January 16, 2020

January 16, 2020

Influenza Surveillance Update – Alicia Budd (CDC)

Alicia provided an update on influenza activity for Week 1, ending January 4, 2020. Flu activity remains high and widespread across the country. However, indicators of severity are not high.

Clinical labs reported 23% of submitted specimens were positive for influenza. This is a decrease from the 26% positive rate reported from the previous week. It is too early to know if this is a course correction from the holiday elevation resulting from healthcare seeking behavior changes. It also may be due to a decrease in influenza because schools were closed, offering less opportunity for close transmission. This also could be the result of decreased circulation of the B Victoria strain. CDC will continue to monitor these trends closely.

Public health labs reported widespread influenza with a mixture of strains among B Victoria (the most commonly reported), H1, and H3. However, in some parts of the country, B Victoria is beginning to wane. Strain differences continue to be seen among different age groups. For persons 0–24 years of age, B Victoria is predominant, while H1 is reported more frequently in persons 25 and older.

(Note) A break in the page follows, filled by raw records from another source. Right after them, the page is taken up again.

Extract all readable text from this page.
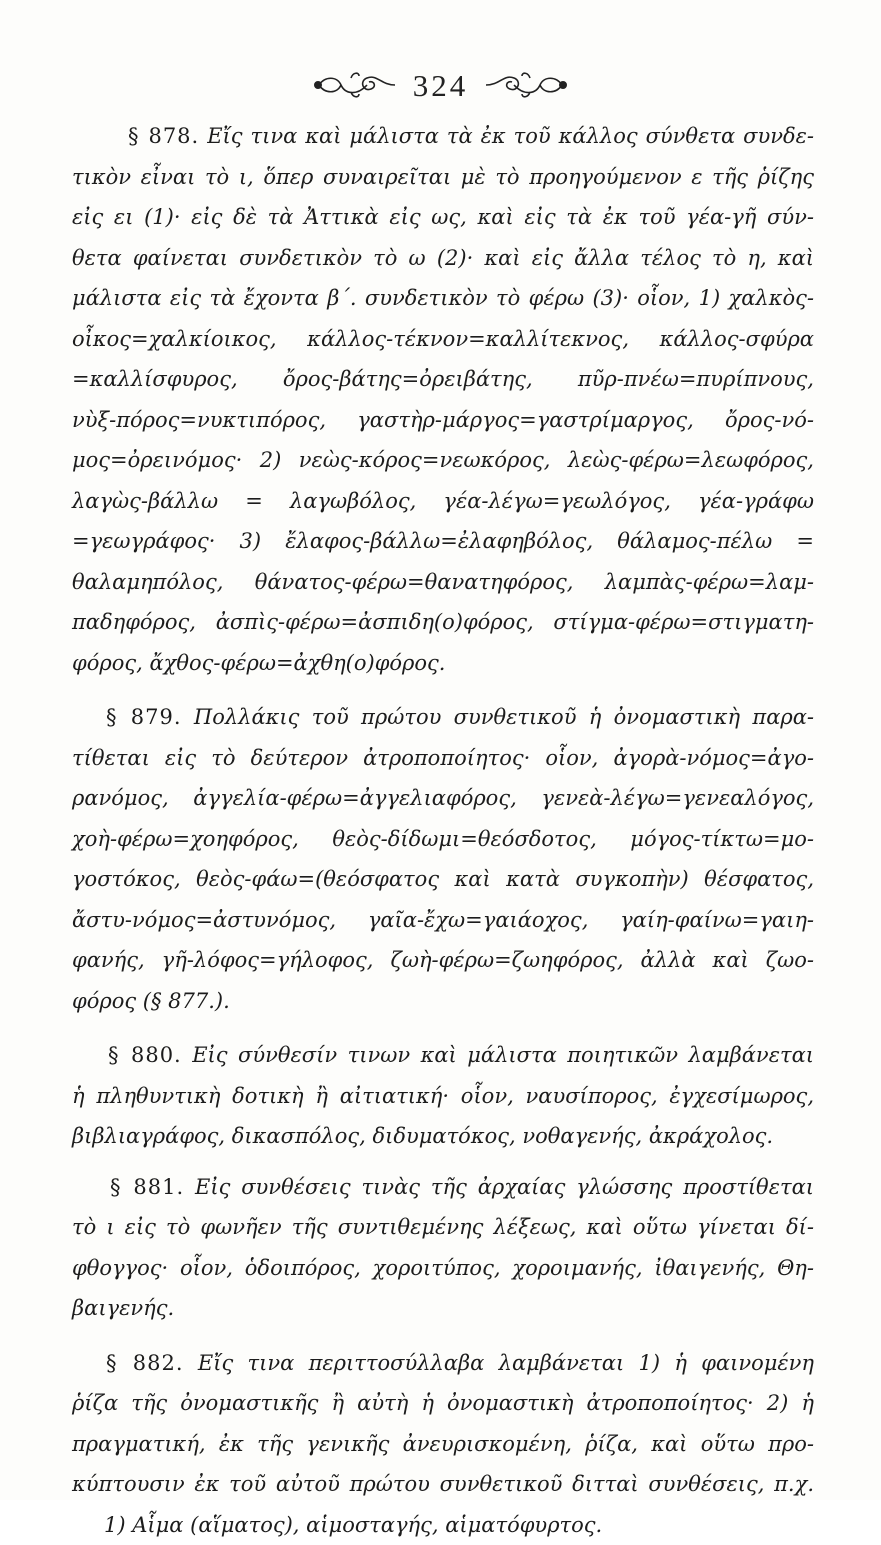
324
§ 878. Εἴς τινα καὶ μάλιστα τὰ ἐκ τοῦ κάλλος σύνθετα συνδε-
τικὸν εἶναι τὸ ι, ὅπερ συναιρεῖται μὲ τὸ προηγούμενον ε τῆς ῥίζης
εἰς ει (1)· εἰς δὲ τὰ Ἀττικὰ εἰς ως, καὶ εἰς τὰ ἐκ τοῦ γέα-γῆ σύν-
θετα φαίνεται συνδετικὸν τὸ ω (2)· καὶ εἰς ἄλλα τέλος τὸ η, καὶ
μάλιστα εἰς τὰ ἔχοντα β΄. συνδετικὸν τὸ φέρω (3)· οἷον, 1) χαλκὸς-
οἶκος=χαλκίοικος, κάλλος-τέκνον=καλλίτεκνος, κάλλος-σφύρα
=καλλίσφυρος, ὄρος-βάτης=ὀρειβάτης, πῦρ-πνέω=πυρίπνους,
νὺξ-πόρος=νυκτιπόρος, γαστὴρ-μάργος=γαστρίμαργος, ὄρος-νό-
μος=ὀρεινόμος· 2) νεὼς-κόρος=νεωκόρος, λεὼς-φέρω=λεωφόρος,
λαγὼς-βάλλω = λαγωβόλος, γέα-λέγω=γεωλόγος, γέα-γράφω
=γεωγράφος· 3) ἔλαφος-βάλλω=ἐλαφηβόλος, θάλαμος-πέλω =
θαλαμηπόλος, θάνατος-φέρω=θανατηφόρος, λαμπὰς-φέρω=λαμ-
παδηφόρος, ἀσπὶς-φέρω=ἀσπιδη(ο)φόρος, στίγμα-φέρω=στιγματη-
φόρος, ἄχθος-φέρω=ἀχθη(ο)φόρος.
§ 879. Πολλάκις τοῦ πρώτου συνθετικοῦ ἡ ὀνομαστικὴ παρα-
τίθεται εἰς τὸ δεύτερον ἀτροποποίητος· οἷον, ἀγορὰ-νόμος=ἀγο-
ρανόμος, ἀγγελία-φέρω=ἀγγελιαφόρος, γενεὰ-λέγω=γενεαλόγος,
χοὴ-φέρω=χοηφόρος, θεὸς-δίδωμι=θεόσδοτος, μόγος-τίκτω=μο-
γοστόκος, θεὸς-φάω=(θεόσφατος καὶ κατὰ συγκοπὴν) θέσφατος,
ἄστυ-νόμος=ἀστυνόμος, γαῖα-ἔχω=γαιάοχος, γαίη-φαίνω=γαιη-
φανής, γῆ-λόφος=γήλοφος, ζωὴ-φέρω=ζωηφόρος, ἀλλὰ καὶ ζωο-
φόρος (§ 877.).
§ 880. Εἰς σύνθεσίν τινων καὶ μάλιστα ποιητικῶν λαμβάνεται
ἡ πληθυντικὴ δοτικὴ ἢ αἰτιατική· οἷον, ναυσίπορος, ἐγχεσίμωρος,
βιβλιαγράφος, δικασπόλος, διδυματόκος, νοθαγενής, ἀκράχολος.
§ 881. Εἰς συνθέσεις τινὰς τῆς ἀρχαίας γλώσσης προστίθεται
τὸ ι εἰς τὸ φωνῆεν τῆς συντιθεμένης λέξεως, καὶ οὕτω γίνεται δί-
φθογγος· οἷον, ὁδοιπόρος, χοροιτύπος, χοροιμανής, ἰθαιγενής, Θη-
βαιγενής.
§ 882. Εἴς τινα περιττοσύλλαβα λαμβάνεται 1) ἡ φαινομένη
ῥίζα τῆς ὀνομαστικῆς ἢ αὐτὴ ἡ ὀνομαστικὴ ἀτροποποίητος· 2) ἡ
πραγματική, ἐκ τῆς γενικῆς ἀνευρισκομένη, ῥίζα, καὶ οὕτω προ-
κύπτουσιν ἐκ τοῦ αὐτοῦ πρώτου συνθετικοῦ διτταὶ συνθέσεις, π.χ.
1) Αἷμα (αἵματος), αἱμοσταγής, αἱματόφυρτος.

Genetic characterization of influenza viruses continues to increase. Almost 900 specimens have been submitted for testing. H1 and B Victoria specimens continue to be the same clade as the vaccine reference virus. The majority (66%) of characterized H3 viruses belonged to the 3C.2a1 clade/subclade, which varies from the 3B.3a clade used in the vaccine. For B Victoria, 9% of specimens were double deletion viruses, while 91% were triple deletion viruses. Fifty-eight percent (58%) of B viruses were similar to the cell-grown reference virus. No changes in antiviral susceptibility have were seen during the week. Of the more than 800 viruses tested, 99% were susceptible to the antiviral medications oseltamivir, zanamivir, peramivir, and baloxavir. Only 1 H1 specimen was found to be resistant to oseltamivir and zanamivir, and 1 B Victoria specimen was resistant to zanamivir.

Outpatient influenza-like illness (ILI) activity decreased to 5.8%. However, this also may have been influenced by changes to healthcare seeking activity around the holidays. Despite that ILI is still well above national and regional baseline levels. State ILI activity also was high, with 34 states reporting high levels of influenza.

Although lots of influenza is circulating, severity indicators are not unusually high. Cumulative hospitalization rates are similar to other seasons, at 14.6 per 100,000 for the overall population. Highest rates are seen in age 65 and above (33.3 per 100,000), followed by the 0–4 year age group (26.8 per 100,000.) Fifty-five percent (55%) of hospitalizations are due to infection with influenza A. Rates of reported pneumonia and influenza (P&I) are still below threshold levels for the season.

Five (5) influenza-related pediatric deaths were reported during the week, bringing the 2019–2020 total for pediatric deaths to 32. Twenty-one (21) of these deaths were associated with B Victoria, and 11 were influenza A. All of the A infections were subtyped as H1.

Fifty (50) states reported widespread or regional influenza activity. In-season burden of influenza estimates are 9.7 million persons infected, 87,000 hospitalizations, and 4,800 deaths.

Alicia drew attention to 2 publications that were released last week. A health advisory was issued summarizing influenza activity seen this season and emphasizing the importance of early treatment with antivirals. The second publication was an early release MMWR which summarized the early season B Victoria seen in Louisiana. Activity began there in late July with significant increases in B Victoria triple deletion virus being seen. This is what we are now seeing nationwide.

At the conclusion of Alicia’s presentation, one participant asked if we are able to provide a simple answer that can be understood by the public about whether this year’s vaccine is proving effective against circulating strains. Alicia responded that this isn’t really possible at this time, as this is a complicated area. Genetic testing helps us understand the drift of currently circulating viruses compared to those in the vaccine, but vaccine effectiveness (VE) is impacted by more than genetic drift. For example, there can be cross protection or existing protection from prior influenza or influenza vaccine. In spite of recent media reports suggesting this year’s vaccine is not a good match to circulating strains, it is simply too early to tell. Preliminary VE estimates will be published sometime in February. These estimates are based on information collected from sites around the country that are specifically examining this question.

Other Items – L.J Tan
  • 2020 Summit Meeting – This year’s meeting will be held on May 18, the day prior to the opening of the National Immunization Conference. Information on registration and other pertinent details is available on the Summit website. Approaching deadlines of importance are: nominations are being accepted for the 2020 Immunization Excellence Awards through February 1, and the deadline for a poster submission is March 15.
  • Summit Call Schedule – L.J reminded partners that Summit calls are held each Thursday at 3 pm ET unless otherwise cancelled via an email announcement.